Tadi malam belanja di Alfamart, saat membayar di kasir dan sudah transaksi saya menanyakan kepada petugasnya. "mbak, gak ditanyain mau beli pulsa?" Kasirnya menjawab: "ah, pian kada nukar jua". Ah, bapak pasti gak beli. Saya jawab: "berarti kalau tidak ditawari khan aku dapat pulsa?" Sontak dua kasir yang sedang melayani saya itu menjawab dengan berbagai alasan diselingi canda.

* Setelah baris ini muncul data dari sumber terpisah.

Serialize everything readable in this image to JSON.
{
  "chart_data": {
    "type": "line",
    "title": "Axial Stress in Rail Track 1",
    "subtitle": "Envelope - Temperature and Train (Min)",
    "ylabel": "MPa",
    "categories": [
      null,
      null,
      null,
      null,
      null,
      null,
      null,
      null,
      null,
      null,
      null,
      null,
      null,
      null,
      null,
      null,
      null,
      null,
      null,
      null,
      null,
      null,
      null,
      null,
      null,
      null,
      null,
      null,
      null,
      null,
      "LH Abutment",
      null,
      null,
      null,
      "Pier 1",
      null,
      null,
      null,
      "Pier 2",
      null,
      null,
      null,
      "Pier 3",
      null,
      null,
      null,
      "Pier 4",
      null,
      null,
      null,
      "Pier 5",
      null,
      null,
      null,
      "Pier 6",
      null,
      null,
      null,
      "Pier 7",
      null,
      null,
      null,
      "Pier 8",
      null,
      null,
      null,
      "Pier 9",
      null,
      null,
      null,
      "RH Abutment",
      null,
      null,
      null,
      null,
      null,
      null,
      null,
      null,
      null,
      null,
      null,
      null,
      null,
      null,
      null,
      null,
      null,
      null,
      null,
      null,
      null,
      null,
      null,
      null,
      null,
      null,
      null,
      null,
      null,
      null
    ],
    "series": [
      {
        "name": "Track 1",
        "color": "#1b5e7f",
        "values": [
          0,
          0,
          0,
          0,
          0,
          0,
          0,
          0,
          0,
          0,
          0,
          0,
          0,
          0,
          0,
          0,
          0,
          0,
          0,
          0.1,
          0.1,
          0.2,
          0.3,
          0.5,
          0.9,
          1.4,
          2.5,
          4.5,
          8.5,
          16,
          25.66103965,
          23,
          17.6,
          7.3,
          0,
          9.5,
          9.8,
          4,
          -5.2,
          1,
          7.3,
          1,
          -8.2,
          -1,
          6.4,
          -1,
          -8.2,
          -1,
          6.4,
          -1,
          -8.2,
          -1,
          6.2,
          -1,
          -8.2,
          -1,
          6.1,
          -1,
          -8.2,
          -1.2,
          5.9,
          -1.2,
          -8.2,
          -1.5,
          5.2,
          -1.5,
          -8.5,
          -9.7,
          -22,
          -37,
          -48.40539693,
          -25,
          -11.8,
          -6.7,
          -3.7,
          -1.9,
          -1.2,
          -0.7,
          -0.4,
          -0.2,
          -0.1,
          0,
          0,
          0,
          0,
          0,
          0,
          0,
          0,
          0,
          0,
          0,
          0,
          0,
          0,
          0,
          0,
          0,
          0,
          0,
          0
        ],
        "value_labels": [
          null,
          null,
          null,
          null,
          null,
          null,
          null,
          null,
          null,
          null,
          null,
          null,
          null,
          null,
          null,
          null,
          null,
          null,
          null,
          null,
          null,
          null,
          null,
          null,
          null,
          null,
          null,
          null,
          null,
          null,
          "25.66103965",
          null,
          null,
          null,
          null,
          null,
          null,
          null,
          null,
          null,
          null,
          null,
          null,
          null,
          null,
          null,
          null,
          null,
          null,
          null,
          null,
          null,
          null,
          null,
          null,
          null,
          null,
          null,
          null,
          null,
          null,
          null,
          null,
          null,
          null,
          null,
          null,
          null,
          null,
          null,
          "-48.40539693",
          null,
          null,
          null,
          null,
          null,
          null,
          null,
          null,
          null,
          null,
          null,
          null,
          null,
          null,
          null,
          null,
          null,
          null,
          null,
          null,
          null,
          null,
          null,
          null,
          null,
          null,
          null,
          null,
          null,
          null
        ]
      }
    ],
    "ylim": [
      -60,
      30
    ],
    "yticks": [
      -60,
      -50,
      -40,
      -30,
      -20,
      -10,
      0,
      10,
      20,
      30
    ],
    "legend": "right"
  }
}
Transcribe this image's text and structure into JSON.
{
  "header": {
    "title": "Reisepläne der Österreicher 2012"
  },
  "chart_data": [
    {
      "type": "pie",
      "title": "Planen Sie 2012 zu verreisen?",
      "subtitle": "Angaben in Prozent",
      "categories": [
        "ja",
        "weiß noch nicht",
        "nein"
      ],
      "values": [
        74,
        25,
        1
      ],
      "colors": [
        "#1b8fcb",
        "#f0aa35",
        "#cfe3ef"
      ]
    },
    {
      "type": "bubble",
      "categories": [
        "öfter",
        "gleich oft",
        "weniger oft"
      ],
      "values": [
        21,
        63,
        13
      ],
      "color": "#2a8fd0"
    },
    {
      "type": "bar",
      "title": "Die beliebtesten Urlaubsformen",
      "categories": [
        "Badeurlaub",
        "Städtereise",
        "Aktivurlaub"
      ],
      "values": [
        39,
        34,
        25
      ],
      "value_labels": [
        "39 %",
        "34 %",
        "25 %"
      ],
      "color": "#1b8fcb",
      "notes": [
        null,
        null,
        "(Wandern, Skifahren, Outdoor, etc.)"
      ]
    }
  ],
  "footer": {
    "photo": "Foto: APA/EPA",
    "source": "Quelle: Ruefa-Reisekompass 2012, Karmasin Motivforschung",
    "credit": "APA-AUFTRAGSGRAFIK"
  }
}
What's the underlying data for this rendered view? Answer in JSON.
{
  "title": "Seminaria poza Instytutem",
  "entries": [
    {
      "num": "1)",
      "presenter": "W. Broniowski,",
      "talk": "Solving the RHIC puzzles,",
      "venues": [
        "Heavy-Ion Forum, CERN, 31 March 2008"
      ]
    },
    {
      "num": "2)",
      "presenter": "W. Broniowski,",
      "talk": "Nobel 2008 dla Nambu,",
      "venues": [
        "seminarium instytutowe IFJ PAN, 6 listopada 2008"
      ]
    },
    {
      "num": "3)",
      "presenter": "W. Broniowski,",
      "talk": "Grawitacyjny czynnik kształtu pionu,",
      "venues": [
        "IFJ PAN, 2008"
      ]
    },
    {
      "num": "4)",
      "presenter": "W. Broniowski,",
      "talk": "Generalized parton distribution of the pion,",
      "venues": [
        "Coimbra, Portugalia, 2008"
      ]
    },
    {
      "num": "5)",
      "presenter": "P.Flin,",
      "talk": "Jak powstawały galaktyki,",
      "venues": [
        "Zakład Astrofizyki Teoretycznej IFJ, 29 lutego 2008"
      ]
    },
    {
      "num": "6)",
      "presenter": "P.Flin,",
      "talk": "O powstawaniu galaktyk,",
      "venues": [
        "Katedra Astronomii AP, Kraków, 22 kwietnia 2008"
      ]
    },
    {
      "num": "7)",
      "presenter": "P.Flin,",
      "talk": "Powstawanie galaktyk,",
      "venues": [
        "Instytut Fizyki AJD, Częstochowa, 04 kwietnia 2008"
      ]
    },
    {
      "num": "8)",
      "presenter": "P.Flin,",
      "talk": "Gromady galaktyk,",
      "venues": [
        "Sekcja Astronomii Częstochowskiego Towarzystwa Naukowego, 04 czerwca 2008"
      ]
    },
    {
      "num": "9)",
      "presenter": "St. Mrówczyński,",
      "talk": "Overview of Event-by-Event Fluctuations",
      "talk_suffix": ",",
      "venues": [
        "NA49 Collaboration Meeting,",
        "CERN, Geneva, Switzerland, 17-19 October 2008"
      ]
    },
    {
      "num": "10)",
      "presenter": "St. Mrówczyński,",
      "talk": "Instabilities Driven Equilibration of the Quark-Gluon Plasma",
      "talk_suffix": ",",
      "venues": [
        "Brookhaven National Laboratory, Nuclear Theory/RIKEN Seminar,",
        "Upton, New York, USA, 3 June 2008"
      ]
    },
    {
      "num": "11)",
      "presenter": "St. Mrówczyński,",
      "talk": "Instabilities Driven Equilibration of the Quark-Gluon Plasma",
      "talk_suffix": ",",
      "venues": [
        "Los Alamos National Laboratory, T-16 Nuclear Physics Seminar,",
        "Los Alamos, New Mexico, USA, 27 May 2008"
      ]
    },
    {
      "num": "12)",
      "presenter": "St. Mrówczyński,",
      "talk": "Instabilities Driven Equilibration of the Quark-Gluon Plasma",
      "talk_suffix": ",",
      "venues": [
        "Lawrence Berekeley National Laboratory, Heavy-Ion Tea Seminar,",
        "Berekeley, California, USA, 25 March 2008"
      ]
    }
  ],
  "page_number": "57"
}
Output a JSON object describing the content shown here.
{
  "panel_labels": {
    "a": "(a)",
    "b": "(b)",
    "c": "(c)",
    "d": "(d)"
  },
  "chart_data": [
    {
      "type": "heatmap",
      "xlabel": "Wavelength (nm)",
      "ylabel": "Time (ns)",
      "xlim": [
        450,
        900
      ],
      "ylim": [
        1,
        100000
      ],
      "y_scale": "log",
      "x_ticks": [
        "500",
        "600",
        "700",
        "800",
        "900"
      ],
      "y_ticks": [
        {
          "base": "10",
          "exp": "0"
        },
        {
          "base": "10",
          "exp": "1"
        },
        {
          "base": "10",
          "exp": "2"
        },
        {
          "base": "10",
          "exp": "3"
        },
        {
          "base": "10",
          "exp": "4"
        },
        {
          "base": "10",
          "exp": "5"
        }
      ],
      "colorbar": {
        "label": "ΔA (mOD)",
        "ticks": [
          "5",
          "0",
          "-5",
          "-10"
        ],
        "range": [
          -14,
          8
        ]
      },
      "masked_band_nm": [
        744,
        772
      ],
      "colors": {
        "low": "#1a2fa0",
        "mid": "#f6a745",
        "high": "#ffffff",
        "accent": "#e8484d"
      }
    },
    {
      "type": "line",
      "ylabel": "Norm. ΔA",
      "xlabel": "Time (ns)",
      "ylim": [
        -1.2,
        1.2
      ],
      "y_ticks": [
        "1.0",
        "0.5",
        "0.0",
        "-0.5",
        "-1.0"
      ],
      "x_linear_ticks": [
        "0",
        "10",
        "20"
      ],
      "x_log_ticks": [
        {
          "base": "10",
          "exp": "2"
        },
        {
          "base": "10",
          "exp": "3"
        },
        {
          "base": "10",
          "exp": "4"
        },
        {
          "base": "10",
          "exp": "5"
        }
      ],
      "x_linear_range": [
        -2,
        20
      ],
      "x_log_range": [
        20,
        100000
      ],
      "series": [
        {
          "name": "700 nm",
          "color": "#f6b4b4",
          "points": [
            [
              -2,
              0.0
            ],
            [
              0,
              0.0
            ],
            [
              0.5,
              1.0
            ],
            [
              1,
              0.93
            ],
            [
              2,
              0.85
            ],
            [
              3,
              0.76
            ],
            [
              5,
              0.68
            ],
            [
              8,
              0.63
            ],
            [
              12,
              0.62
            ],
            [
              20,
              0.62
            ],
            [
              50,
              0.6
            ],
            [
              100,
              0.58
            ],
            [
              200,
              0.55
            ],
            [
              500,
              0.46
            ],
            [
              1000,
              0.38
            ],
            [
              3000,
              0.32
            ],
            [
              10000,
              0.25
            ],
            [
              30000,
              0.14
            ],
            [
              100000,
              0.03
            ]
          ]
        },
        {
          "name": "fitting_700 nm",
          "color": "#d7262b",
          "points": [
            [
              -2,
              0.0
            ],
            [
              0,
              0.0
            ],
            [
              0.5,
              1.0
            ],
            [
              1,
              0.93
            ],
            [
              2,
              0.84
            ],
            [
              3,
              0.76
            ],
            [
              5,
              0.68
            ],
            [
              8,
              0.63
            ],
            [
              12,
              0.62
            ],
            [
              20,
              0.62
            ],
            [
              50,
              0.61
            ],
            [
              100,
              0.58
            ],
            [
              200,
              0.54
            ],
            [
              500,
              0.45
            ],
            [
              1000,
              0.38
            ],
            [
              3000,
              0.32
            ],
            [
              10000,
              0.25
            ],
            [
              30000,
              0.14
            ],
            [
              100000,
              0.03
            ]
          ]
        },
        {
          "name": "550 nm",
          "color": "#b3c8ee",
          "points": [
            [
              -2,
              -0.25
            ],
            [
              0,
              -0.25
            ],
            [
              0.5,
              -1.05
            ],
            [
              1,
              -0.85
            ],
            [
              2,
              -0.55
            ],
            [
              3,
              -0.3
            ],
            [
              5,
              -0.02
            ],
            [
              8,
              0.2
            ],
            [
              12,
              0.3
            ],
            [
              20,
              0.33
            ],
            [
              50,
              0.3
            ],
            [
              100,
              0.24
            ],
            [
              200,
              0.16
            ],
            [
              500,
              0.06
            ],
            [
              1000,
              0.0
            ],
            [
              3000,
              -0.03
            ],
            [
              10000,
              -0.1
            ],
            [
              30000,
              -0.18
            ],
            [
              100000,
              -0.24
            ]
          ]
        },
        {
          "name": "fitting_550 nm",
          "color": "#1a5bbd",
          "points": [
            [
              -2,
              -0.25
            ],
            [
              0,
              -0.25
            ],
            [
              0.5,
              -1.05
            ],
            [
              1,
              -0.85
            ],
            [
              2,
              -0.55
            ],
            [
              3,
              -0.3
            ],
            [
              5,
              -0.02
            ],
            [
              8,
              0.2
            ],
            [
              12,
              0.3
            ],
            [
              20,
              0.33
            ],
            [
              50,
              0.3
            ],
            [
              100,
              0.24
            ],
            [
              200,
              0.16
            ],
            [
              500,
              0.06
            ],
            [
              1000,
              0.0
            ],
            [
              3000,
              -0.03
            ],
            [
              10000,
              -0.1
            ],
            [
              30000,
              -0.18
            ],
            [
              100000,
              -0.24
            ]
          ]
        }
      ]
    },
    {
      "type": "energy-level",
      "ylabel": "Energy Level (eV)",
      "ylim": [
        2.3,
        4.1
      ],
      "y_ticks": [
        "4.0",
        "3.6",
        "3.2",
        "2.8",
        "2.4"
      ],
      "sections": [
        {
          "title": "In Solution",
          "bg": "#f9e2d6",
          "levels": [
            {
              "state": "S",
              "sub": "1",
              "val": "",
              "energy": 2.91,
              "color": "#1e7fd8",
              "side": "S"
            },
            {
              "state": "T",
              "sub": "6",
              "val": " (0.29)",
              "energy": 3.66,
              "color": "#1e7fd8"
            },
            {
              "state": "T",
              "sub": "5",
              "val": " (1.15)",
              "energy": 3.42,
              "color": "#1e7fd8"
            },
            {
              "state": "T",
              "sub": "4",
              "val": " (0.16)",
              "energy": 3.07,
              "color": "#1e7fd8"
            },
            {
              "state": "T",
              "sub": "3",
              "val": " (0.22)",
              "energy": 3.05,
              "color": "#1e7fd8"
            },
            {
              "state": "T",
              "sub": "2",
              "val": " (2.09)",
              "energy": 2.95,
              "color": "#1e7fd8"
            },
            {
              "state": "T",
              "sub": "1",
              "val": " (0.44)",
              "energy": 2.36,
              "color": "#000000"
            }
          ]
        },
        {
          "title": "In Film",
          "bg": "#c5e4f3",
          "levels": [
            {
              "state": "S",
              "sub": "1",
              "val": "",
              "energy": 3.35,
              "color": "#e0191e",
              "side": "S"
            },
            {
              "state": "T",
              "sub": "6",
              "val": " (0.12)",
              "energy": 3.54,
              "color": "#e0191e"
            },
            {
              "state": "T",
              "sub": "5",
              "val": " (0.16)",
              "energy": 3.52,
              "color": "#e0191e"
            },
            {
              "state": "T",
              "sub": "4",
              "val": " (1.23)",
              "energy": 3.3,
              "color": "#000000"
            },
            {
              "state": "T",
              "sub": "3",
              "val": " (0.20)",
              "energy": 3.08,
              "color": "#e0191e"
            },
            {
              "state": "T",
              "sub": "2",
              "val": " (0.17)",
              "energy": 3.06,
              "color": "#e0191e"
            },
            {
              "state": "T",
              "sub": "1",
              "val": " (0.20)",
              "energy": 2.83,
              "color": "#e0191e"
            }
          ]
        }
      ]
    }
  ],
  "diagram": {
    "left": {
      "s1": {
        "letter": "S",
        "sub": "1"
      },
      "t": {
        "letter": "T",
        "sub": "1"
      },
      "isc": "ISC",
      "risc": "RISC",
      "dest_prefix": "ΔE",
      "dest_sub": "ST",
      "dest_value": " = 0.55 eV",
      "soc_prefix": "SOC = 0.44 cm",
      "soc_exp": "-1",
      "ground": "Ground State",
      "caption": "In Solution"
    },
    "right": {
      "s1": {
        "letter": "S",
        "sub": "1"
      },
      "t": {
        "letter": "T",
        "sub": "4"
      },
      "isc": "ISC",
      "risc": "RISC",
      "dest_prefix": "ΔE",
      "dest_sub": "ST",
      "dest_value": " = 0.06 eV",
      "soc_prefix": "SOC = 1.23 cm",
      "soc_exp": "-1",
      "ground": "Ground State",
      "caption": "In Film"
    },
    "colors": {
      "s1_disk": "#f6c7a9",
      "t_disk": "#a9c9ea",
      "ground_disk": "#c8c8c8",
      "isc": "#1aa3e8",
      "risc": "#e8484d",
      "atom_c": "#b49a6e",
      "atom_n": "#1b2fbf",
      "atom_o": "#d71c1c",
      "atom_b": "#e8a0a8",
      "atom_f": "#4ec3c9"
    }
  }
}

Ya. Alfamart di samping kantor kami memang kenal dengan orang-orang kantor. Termasuk saya. Sehingga, karena sering belanja beberapa kebutuhan di sana beberapa di antaranya tidak sungkan untuk menyapa jika bertemu. Walaupun saya sendiri kadang sungkan dipanggil "man" untuk paman atau "pak" untuk bapak. Harusnya dipanggil Mas saja, biar kelihatan awet muda. hehe
Beberapa hari lalu (yang saya perhatikan) memang di meja kasir Alfamart tertulis "Apabila kasir tidak menanyakan kartu Ponta (member) dan menawarkan isi ulang pulsa, maka pelanggan berhak mendapatkan pulsa 10K". Dan Ai*a, salah satu kasir yang terlupa menawarkan hal itu seperti merasa tertodong dan mencoba mengelak. Seolah memang karena sudah kenal, tidak mengapa tak menawarkan pilihan itu. Kejadiannya tepat dua hari lalu sebelum tadi malam.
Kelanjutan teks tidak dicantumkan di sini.